Regarding the Playboy stuff, I need not have fretted. It turns out that ”Stripperella” offers more titillation than a year’s supply of airbrushed bunnies. The series is credited to 80-year-old Marvel Comics pioneer Stan Lee. Who knew the cocreator of ”The Hulk” and ”Spider-Man” was such a randy old coot, so eager to offend? ”Stripperella” features bared breasts and lines like ”Let’s see some titties!” (Hey, maybe TNN could get revenge on the litigious filmmaker — and trade on Spike and Stan’s common surname — by christening itself Lee TV?) Anyway, TNN sent out the pilot and a later episode, which featured really ooky jokes about a younger stripper whose father brings business clients to the series’ ”gentlemen’s club,” the Tender Loins. (Dad tells daughter to ”strip good” and watches along with the rest of the droolers.) A subplot about an animal rights organization, ”Animals Need Universal Support, or ANUS,” is, given Anderson’s interest in the plight of furry creatures and her ”Baywatch”/Tommy Lee home-movie past, I suppose, right up her alley.

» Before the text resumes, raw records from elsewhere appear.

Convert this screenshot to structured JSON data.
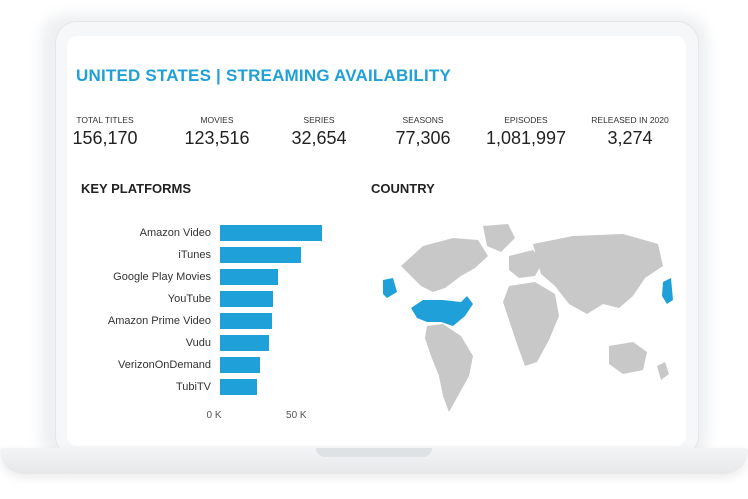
{
  "dashboard": {
    "title": "UNITED STATES | STREAMING AVAILABILITY",
    "kpis": [
      {
        "label": "TOTAL TITLES",
        "value": "156,170"
      },
      {
        "label": "MOVIES",
        "value": "123,516"
      },
      {
        "label": "SERIES",
        "value": "32,654"
      },
      {
        "label": "SEASONS",
        "value": "77,306"
      },
      {
        "label": "EPISODES",
        "value": "1,081,997"
      },
      {
        "label": "RELEASED IN 2020",
        "value": "3,274"
      }
    ],
    "platforms_title": "KEY PLATFORMS",
    "country_title": "COUNTRY"
  },
  "colors": {
    "accent": "#1fa0d8",
    "land": "#c8c8c8"
  },
  "chart_data": {
    "type": "bar",
    "orientation": "horizontal",
    "categories": [
      "Amazon Video",
      "iTunes",
      "Google Play Movies",
      "YouTube",
      "Amazon Prime Video",
      "Vudu",
      "VerizonOnDemand",
      "TubiTV"
    ],
    "values": [
      62000,
      49000,
      35000,
      32000,
      31500,
      29500,
      24500,
      22500
    ],
    "tick_labels": [
      "0 K",
      "50 K"
    ],
    "xlim": [
      0,
      65000
    ]
  }
}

And if you groaned at that pun, the official pilot has a plot about ”exploding breast implants” that turn women into ”literal bombshells.” (”You’ve been booby-trapped!” cries our heroine.) But Anderson acquits herself with more aplomb than seems inhumanly possible — her warm, unironic line readings, combined with the exaggeratedly drawn curves of her real-life exaggeratedly curved body, achieve the desired sexual provocativeness. To put it as bluntly as the show demands, ”Stripperella” is a success as soft-core cartoon porn.